Hello I am looking for resources/advice on making a a geospatial predictive model with these characteristics:
Observations are aggregated measures at the census tract level
The outcome is a count variable
If I am using the mlr3 package as demonstrated in Geocomputation with R, what are some statistical learning methods well suited to a count outcome?
Also I don't have a ton of experience with either ecosystem, but I know more about Tidymodels than mlr3. Can you do similar geospatial modelling in Tidymodels?
To my knowledge neither {mlr} nor {tidymodels} are particularly strong (or weak) at spatial data. If I were in your place I would stick with the approach you are more familiar with.
In my work I avoid both, and stick to the "raw" calculations, which in case of count data would be either a linear model via lm (always a good baseline, and hard to beat for explainability) or poisson via glm. But that is a personal preference, not a general recommendation.
The first step should be to determine if your measures are spatially correlated. Moran's I is a usual start in that; it lives in {spatialreg} as moran.test(). The outcome you should be hoping for is to find your variables to not be spatially correlated - it is much, much less trouble that way.

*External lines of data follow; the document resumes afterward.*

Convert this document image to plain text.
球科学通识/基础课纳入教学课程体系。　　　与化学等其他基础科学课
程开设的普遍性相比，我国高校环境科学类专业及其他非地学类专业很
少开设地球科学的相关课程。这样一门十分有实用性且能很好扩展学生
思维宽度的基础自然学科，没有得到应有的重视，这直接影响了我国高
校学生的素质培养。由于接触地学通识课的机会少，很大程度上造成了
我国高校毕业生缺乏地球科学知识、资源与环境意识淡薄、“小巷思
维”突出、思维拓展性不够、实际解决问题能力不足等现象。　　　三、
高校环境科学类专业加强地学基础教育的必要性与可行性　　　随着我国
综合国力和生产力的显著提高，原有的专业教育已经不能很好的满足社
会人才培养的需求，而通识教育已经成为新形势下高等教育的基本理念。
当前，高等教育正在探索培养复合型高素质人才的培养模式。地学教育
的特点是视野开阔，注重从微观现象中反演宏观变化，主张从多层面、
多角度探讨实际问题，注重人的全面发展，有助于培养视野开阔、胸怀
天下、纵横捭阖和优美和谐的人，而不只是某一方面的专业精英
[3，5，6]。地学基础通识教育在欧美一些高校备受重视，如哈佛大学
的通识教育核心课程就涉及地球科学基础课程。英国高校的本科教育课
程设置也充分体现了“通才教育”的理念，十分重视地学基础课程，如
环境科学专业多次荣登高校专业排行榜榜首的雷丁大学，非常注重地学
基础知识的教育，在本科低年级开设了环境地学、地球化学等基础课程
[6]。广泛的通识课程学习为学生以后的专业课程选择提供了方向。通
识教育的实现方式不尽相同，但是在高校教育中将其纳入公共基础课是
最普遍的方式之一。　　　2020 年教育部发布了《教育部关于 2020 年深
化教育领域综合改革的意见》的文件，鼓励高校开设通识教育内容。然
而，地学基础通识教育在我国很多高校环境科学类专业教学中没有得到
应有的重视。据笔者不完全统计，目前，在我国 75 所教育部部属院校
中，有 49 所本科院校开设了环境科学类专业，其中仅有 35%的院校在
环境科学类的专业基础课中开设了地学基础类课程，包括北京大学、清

If you find a spatial correlation that can not be disregarded you have two options: build a spatial regression (one that takes into account adjacency of the census blocks) or look hard at the plot of local moran and think about a possible new variable that could explain the spatially correlated errors away.
Both approaches have problems - building a spatial regression limits you in prediction to your original area, and a new variable may not be there to be had.
Great, thanks for all the advice! If right now, I just have the FIPS code for census tracts, what's the best way to encode the spatial information? Should I use the centroid of each census tract feature?